The main difference between the classical and alternative pathways lies in their activation trigger. The classical pathway is part of the adaptive immune response and is primarily activated by antigen-antibody complexes. In contrast, the alternative pathway is a component of the innate immune system and can be activated spontaneously and directly on microbial surfaces, even without antibodies, serving as a first-line defence. While their triggers differ, both pathways converge on the cleavage of C3 to activate downstream effector functions.
7. What is the Membrane Attack Complex (MAC) and how does it destroy pathogens?
The Membrane Attack Complex (MAC) is the final product of the complement cascade, formed by proteins C5b, C6, C7, C8, and multiple C9 molecules. This complex inserts itself into the membrane of a pathogen. The C9 molecules form a channel or pore, which disrupts the membrane's integrity. This leads to an uncontrolled influx of water and ions, causing the cell to swell and burst (lysis), thereby killing the pathogen.

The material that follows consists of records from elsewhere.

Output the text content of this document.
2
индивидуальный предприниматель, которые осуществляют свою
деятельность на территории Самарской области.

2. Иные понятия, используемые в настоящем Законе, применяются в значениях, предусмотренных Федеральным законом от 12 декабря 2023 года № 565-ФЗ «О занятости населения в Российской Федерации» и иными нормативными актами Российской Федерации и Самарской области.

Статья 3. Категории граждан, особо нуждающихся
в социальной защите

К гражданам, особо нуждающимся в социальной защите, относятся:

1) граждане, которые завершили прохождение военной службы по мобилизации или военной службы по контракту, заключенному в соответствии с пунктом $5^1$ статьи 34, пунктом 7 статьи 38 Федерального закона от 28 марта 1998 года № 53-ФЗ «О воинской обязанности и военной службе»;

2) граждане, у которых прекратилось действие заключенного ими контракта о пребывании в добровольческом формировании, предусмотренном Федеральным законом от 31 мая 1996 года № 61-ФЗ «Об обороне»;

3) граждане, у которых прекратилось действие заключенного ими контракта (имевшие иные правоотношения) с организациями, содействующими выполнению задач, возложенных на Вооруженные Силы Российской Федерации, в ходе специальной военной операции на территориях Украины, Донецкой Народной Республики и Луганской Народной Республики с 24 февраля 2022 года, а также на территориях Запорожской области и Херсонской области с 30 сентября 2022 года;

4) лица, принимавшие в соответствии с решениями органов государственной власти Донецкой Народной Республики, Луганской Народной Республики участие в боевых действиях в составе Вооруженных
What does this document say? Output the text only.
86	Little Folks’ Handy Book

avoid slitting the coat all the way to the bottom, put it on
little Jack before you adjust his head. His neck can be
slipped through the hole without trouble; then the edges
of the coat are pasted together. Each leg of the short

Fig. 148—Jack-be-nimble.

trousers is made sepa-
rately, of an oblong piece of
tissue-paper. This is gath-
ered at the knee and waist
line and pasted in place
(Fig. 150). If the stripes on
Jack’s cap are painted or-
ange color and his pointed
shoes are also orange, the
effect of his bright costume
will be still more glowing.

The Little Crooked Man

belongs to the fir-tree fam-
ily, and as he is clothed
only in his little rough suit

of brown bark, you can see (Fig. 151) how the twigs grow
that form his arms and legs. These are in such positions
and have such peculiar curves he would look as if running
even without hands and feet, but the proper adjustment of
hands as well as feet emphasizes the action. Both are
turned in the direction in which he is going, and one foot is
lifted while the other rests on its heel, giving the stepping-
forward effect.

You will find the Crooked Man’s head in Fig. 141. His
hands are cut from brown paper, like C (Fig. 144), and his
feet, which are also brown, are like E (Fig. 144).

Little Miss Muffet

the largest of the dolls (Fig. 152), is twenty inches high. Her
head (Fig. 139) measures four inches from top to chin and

8. What happens if there is a deficiency in the complement system?
A deficiency in complement proteins can lead to significant health issues. The consequences depend on the affected protein:
Deficiencies in early components (C1, C4, C2) are often linked to autoimmune diseases like lupus due to impaired clearance of immune complexes.
A deficiency in the central protein C3 is very serious, leading to recurrent and severe bacterial infections because key immune functions are compromised.
Deficiencies in the terminal MAC components (C5-C9) increase susceptibility to infections by certain bacteria, particularly Neisseria species.